When I was growing up, we never ate exotic food except Italian and Chinese. One sit-down restaurant was Chinese, and there was a luncheonette up town with mostly stools. I don’t even remember if it had tables. Other places were take-out sub shops, pizza places and a Carrol’s, a McDonald like hamburger spot. It was cheap enough, but my parents never bought dinner there. I don’t know why. Later, high school later, we all used to hang out in the parking lot leaning against the cars and drinking shakes or cokes. That town now has an Indian and a Thai restaurant and still has that Chinese restaurant as well as a wonderful Italian restaurant. It also boasts a Burger King and a McDonald’s just over the line in the next town. The seafood restaurant always has a line, but we mostly do take-out.

My first strange food was, as I’ve mentioned a million times, in Ghana during training. I didn’t eat a lot of it. No one told us what we were being served so we were all pretty cautious. Breakfast with coffee and rolls was the most popular meal. I do remember the first time I ate goat. It was at my live-in. It was in some kind of soup. I knew it was meat, but I had no idea what kind of meat, and no one told me, but I tried it anyway. Other than having a lot of bones, it was pretty good. After that, I tried just about everything. That ostrich I mentioned will be next!

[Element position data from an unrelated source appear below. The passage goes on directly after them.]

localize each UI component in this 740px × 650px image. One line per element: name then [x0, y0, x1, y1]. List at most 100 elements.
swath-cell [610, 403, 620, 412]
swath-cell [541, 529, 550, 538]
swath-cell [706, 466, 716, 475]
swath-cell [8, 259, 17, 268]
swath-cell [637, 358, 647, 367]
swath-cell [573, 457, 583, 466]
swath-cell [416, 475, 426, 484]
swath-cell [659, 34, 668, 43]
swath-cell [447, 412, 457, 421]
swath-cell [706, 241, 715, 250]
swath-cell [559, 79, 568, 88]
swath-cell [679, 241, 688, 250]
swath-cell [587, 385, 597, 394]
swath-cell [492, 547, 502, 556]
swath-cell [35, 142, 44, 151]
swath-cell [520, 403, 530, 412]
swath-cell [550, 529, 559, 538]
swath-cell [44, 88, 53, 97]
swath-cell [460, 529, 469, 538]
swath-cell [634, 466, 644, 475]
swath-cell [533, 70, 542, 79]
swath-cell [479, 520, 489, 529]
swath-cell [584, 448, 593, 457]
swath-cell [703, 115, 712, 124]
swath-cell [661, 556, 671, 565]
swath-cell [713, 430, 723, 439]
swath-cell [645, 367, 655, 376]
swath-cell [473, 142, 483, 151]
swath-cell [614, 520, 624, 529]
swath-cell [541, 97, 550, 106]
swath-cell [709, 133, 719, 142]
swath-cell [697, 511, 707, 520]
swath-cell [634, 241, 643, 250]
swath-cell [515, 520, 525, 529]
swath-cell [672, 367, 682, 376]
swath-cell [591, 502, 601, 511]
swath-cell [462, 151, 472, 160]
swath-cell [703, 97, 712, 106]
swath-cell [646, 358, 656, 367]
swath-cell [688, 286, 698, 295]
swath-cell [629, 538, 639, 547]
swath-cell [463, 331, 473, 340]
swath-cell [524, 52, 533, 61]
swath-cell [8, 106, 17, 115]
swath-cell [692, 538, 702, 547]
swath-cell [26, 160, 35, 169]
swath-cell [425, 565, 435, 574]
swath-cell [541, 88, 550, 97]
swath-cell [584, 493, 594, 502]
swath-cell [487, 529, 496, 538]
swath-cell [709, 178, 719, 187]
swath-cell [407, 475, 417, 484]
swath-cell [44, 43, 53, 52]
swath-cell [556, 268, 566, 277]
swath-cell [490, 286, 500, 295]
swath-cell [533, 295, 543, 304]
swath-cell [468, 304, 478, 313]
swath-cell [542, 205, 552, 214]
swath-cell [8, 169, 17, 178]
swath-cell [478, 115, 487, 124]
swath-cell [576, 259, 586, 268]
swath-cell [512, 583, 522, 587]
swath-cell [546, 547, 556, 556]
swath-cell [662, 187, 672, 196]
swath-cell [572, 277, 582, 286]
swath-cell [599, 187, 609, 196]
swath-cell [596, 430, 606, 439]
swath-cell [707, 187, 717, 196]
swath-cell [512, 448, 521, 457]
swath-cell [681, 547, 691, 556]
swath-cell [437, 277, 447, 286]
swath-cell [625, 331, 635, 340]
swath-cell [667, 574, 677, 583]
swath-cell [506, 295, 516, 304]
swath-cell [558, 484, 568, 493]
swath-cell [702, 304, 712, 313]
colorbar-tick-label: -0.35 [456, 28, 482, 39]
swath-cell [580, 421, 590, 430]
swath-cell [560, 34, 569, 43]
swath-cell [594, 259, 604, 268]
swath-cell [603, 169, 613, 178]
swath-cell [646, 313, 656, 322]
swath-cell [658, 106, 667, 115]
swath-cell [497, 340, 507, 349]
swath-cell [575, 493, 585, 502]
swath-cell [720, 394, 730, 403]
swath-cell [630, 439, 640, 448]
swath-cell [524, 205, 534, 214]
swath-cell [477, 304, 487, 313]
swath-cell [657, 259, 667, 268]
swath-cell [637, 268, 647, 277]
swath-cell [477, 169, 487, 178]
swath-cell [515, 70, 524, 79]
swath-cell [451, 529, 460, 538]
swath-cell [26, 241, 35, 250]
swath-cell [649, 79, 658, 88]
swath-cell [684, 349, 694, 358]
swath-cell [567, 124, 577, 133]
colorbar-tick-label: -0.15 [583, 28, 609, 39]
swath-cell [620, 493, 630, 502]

“The invariable mark of wisdom is to see the miraculous in the common.”

July 12, 2013

The day is actually in the 70’s, and there is a cooling north breeze, but it is still dark and cloudy with a bit of humidity when the breeze dies for a bit. This morning was my monthly breakfast with a fluctuating number of women whom I worked with for years and who are now all retired. Today there were ten of us. I have nothing else planned for the day. My friend is coming to take my trash to the dump, and I’m thinking of moving the laundry from the hall to the cellar with a simple toss down the stairs. The laundry is getting closer and closer to the washing machine every day.

My friend used to say that once July 4th is over so is the summer. I actually saw a back to school ad the other night. Now I’m waiting for a Halloween or Christmas ad. Summer Santa was on the cape yesterday doing a six month naughty or nice check. He was wearing summer Santa gear and Boston Red Sox socks. The paper showed a little girl on his lap who was mesmerized by being with Santa.

When I was little, I was filled with wonder and made new discoveries all the time. The world was still fresh and unfamiliar. I got older and the mysteries disappeared but not the wonder. I love to sit on my deck in the evening and watch the fireflies in the backyard flit among the trees like fairies taken to wing. The male gold finches are so bright and beautiful they take my breath away. I remember the hummingbird at my feeder. I couldn’t take my eyes off it. A starry night is another wonder, a night so bright you can read by the light from the heavens. The summer meteor showers in August are so amazing I say things like, “Wow,” out loud but never figure anyone hears me as all the other houses are usually dark. Thunder and lightning and a heavy rain are favorites of mine. I watch from the window and see the sides of the street flooded and filled with swirling rain. Sometimes the rain is light enough that I can sit outside under the umbrella and not get wet. The rain hits the umbrella and that is among the best of sounds.

Getting older doesn’t ever mean losing our sense of wonder. The beauties of the world are still here. We just have to remember to look.